Duke Energy Corp. is looking to expand renewable energy options for its commercial and industrial customers in South Carolina.
The Charlotte-based utility recently proposed a program to the South Carolina Public Service Commission that would allow its large business customers in the Palmetto State to receive “bill credits” for electricity generated by a solar site not located on their premises, according to a news release.
If approved by the Public Service Commision, the Green Source Advantage program would also enable participating customers to retain renewable energy certificates produced by their facility, the release said.
“We’ve received significant interest from our large commercial and industrial customers in offering programs that help them meet their sustainability goals,” said Kodwo Ghartey-Tagoe, Duke Energy’s South Carolina president, in the release. “The Green Source Advantage program will leverage renewable energy options to do just that.”
Duke’s proposed program will be offered to customers with large-scale power demands — 3 megawatts worth of demand for a single facility or a total of 5 megawatts of demand for multiple sites, according to the release.
The program, if approved, would provide up to a total of 150 megawatts (MW) of reserved renewable energy capacity statewide — 113 MW to customers of Duke Energy Carolinas, which primarily serves the Upstate, and 37 MW for customers of Duke Energy Progress, which primarily serves the Pee Dee region including Florence and Sumter counties, the release said.
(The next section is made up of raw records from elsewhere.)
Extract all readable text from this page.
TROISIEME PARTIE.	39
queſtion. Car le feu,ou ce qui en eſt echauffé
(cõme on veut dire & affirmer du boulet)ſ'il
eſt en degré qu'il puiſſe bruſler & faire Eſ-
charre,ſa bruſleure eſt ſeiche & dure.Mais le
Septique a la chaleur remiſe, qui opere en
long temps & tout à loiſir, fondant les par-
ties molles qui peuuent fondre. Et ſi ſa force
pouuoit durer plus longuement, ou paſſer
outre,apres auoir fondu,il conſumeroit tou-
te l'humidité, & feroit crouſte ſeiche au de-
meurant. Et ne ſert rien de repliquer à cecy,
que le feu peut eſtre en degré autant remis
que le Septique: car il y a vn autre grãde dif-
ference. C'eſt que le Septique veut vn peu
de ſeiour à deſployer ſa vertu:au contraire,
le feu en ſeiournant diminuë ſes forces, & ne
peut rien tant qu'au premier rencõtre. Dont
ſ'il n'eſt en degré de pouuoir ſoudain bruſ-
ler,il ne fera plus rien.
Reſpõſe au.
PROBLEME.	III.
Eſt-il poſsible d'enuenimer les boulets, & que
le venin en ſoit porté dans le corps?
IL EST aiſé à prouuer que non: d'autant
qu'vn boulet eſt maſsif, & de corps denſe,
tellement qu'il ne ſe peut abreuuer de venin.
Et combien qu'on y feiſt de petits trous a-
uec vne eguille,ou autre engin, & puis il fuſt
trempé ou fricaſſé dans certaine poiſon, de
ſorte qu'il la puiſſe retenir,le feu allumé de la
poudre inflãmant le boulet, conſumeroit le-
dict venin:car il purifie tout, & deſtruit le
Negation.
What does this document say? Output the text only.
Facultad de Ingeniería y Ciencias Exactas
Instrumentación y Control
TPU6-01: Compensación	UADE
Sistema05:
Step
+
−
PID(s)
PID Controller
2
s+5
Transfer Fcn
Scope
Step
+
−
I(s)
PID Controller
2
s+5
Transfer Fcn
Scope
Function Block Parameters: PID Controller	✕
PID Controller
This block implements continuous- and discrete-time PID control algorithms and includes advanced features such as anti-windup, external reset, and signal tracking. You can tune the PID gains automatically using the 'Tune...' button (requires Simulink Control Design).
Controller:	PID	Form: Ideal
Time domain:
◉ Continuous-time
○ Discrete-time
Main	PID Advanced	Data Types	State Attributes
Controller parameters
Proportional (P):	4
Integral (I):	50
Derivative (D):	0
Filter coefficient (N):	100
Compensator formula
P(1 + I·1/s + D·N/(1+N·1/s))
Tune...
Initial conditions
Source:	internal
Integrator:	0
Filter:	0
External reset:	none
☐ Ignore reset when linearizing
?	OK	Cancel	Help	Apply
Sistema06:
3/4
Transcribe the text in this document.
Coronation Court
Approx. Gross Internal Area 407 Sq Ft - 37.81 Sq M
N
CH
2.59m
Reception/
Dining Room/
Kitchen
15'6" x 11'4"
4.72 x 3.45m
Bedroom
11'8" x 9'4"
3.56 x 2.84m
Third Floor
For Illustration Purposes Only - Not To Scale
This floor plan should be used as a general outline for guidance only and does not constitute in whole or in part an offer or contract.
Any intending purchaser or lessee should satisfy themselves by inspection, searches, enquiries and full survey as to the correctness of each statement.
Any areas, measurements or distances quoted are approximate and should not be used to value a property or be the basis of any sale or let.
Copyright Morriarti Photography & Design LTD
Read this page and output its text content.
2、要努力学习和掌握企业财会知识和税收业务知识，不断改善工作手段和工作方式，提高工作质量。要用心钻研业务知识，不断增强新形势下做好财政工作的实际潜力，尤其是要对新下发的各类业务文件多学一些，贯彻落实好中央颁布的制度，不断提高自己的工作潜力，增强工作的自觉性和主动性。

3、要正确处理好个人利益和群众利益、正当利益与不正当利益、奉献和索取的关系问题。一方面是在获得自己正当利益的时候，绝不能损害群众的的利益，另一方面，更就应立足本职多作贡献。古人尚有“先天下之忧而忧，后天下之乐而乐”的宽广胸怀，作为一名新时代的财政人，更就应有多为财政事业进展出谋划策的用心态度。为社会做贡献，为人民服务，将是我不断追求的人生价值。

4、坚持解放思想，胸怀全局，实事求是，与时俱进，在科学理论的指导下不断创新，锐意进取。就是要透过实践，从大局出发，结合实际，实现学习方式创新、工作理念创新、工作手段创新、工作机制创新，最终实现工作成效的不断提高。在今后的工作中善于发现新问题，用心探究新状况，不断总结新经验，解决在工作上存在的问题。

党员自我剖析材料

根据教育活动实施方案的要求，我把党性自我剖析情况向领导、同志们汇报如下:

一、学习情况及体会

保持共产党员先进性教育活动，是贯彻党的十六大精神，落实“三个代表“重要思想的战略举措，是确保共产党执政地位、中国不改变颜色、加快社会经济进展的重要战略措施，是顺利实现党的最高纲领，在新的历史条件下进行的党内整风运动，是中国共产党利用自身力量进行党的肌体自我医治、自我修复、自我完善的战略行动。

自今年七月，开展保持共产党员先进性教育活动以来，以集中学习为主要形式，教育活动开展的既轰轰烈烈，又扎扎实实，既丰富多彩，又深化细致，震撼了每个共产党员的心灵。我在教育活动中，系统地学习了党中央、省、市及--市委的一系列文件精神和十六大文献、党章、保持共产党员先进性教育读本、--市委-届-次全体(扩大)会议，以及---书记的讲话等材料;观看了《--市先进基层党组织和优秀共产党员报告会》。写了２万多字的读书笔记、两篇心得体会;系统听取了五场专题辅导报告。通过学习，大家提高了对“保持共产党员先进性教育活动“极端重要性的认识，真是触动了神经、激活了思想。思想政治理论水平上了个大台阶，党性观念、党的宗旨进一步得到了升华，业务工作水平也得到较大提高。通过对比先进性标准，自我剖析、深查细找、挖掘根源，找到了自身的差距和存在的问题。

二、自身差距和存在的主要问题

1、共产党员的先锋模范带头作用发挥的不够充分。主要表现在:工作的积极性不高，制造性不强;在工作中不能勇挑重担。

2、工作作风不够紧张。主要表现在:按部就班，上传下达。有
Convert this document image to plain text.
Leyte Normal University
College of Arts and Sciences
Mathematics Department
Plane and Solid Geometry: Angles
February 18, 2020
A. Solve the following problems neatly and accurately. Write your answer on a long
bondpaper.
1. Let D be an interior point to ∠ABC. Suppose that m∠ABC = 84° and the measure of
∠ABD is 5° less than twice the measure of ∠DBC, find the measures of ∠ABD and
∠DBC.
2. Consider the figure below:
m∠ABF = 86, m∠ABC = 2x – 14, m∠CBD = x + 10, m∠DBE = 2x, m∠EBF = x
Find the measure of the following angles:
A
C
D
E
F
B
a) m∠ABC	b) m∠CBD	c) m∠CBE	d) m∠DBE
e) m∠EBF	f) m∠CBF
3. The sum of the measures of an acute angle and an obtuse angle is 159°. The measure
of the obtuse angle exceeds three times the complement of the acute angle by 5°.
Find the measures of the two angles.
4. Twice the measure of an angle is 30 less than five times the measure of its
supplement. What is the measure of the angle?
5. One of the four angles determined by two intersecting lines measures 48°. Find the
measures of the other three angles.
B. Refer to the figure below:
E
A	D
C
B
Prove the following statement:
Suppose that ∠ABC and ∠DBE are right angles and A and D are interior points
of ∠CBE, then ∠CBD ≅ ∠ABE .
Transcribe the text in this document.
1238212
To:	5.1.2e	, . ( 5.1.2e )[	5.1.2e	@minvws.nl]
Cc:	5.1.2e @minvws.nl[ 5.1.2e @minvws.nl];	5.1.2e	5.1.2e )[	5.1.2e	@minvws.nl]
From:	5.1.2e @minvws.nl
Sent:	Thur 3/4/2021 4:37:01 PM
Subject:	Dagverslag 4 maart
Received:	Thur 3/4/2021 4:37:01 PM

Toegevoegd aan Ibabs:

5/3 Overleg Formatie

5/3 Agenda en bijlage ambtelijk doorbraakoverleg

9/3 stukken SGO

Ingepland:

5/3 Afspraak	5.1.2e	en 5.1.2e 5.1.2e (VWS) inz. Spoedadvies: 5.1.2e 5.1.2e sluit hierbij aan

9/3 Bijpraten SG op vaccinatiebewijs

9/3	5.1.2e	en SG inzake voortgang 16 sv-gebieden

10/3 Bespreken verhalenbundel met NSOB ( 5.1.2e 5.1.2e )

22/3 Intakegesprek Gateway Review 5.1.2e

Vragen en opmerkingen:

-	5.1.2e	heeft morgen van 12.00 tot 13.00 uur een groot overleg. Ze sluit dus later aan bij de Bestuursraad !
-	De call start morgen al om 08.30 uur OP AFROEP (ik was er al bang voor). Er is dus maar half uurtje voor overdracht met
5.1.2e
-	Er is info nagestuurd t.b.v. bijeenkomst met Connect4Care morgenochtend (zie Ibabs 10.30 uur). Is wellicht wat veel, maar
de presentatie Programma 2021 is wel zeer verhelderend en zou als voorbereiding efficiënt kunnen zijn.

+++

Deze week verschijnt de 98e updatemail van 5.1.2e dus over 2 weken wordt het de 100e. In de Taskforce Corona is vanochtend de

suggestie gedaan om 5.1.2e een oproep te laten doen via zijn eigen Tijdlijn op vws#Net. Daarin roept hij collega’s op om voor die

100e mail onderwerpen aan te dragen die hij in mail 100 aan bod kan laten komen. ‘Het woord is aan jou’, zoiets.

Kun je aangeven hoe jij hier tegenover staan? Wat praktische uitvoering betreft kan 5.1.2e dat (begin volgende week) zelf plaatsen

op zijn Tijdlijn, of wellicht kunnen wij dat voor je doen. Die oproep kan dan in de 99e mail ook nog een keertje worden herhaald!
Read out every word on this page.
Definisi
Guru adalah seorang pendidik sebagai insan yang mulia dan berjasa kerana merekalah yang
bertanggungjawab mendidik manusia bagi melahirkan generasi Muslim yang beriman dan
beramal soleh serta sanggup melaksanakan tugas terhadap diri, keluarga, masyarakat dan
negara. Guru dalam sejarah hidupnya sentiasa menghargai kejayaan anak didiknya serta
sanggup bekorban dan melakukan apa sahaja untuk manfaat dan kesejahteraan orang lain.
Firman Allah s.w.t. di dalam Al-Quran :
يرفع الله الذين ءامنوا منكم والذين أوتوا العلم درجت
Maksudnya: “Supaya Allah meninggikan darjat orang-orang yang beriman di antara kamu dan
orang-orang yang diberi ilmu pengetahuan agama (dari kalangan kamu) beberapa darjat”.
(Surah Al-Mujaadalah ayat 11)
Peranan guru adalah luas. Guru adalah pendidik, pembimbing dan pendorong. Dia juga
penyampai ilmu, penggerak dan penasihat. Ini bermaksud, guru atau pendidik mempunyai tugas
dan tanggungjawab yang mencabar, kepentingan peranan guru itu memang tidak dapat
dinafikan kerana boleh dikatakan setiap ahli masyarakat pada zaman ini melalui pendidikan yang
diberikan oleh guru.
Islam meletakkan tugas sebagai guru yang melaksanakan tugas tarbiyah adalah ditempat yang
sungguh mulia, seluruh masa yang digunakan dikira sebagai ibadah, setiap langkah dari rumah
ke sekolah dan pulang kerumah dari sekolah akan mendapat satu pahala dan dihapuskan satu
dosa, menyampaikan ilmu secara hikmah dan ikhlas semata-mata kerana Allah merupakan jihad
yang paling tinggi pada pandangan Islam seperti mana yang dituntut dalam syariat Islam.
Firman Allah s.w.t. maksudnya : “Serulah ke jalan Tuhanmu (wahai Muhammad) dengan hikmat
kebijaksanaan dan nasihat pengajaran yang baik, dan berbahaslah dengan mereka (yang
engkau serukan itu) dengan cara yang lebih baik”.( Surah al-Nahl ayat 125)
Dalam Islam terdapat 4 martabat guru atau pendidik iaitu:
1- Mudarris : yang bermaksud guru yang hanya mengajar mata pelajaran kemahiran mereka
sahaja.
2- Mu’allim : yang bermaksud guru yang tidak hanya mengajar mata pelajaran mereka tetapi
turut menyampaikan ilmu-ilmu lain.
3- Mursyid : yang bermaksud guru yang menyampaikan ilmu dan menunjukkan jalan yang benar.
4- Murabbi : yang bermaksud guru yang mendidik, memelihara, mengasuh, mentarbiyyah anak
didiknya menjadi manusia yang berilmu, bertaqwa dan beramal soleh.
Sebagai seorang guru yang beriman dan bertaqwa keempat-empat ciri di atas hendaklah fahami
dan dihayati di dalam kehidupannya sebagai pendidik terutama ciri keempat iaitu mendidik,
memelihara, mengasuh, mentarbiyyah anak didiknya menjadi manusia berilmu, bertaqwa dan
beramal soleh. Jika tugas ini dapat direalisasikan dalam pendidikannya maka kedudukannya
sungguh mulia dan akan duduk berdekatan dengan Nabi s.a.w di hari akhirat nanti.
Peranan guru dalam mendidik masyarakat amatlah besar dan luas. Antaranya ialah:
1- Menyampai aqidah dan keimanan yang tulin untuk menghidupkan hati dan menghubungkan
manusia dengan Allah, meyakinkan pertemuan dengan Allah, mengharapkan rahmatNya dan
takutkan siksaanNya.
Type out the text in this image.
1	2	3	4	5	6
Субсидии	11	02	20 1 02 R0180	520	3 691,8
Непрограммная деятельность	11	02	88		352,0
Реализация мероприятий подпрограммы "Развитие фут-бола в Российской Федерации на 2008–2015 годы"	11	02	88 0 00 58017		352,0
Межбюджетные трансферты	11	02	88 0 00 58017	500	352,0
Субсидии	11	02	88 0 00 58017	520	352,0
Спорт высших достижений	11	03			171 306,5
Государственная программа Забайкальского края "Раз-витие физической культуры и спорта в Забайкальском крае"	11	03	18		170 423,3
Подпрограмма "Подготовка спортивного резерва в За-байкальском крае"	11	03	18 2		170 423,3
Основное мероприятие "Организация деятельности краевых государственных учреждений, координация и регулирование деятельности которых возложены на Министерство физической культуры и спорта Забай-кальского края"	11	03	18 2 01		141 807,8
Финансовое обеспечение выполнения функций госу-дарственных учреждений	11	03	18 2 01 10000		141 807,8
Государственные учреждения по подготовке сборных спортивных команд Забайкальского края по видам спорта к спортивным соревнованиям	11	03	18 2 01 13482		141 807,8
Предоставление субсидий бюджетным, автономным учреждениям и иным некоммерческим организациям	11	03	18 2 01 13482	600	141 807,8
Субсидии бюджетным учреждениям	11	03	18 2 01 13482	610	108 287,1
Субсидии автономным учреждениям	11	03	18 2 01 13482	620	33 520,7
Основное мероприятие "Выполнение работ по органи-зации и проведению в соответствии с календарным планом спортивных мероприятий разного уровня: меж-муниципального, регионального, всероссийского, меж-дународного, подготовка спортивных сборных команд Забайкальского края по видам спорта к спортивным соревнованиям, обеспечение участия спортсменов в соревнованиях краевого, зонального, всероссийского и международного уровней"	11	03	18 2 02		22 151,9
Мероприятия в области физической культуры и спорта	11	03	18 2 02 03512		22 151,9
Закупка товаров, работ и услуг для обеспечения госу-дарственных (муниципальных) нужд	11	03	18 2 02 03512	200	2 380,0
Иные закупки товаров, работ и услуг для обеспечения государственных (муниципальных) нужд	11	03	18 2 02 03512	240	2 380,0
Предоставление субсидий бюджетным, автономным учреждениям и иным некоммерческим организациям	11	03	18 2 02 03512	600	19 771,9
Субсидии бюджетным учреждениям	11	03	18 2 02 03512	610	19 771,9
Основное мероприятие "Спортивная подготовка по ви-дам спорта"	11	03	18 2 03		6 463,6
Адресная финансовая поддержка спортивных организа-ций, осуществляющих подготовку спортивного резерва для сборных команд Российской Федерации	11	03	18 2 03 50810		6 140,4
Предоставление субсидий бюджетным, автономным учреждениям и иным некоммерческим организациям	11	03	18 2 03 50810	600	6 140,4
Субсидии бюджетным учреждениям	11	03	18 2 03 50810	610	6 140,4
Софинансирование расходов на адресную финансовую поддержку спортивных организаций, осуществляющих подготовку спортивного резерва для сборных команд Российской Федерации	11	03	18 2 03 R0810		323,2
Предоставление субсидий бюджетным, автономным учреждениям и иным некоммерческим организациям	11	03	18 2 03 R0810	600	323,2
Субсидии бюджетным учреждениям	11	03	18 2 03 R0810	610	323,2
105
Under the program, participating customers would be required to negotiate power-purchase agreements with independent solar developers to buy energy from facilities within the same utility service.
Duke would then buy the power and distribute bill credits onto the customer, while ensuring “other customers are held financially neutral,” according to the company’s filing with the Public Service Commission.
The Green Source Advantage program builds on policy efforts to expand renewable energy in South Carolina, the release said.
South Carolina’s solar industry, for instance, has experienced rapid growth in recent years, largely due to the Distributed Energy Resource Program Act.
The act, which was passed by the House and Senate in 2014, allows the state’s electric utility companies to recover expenses incurred to install solar panels. In 2015, Duke announced that it was offering rebates to South Carolina customers to help offset the initial costs of installing solar on their property.
The program offers $1 per watt for customers who install systems up to 20 kilowatts on their property and for businesses that install systems up to 1 megawatt. More than 750 residential customers and 35 businesses have applied for solar rebates since 2015, creating more than 30 megawatts of solar power and $5 million in rebates.
Duke hit the state’s 2 percent net metering cap for residential solar earlier this year but has since filed a petition with the Public Service Commission to extend that cap through March 15, 2019.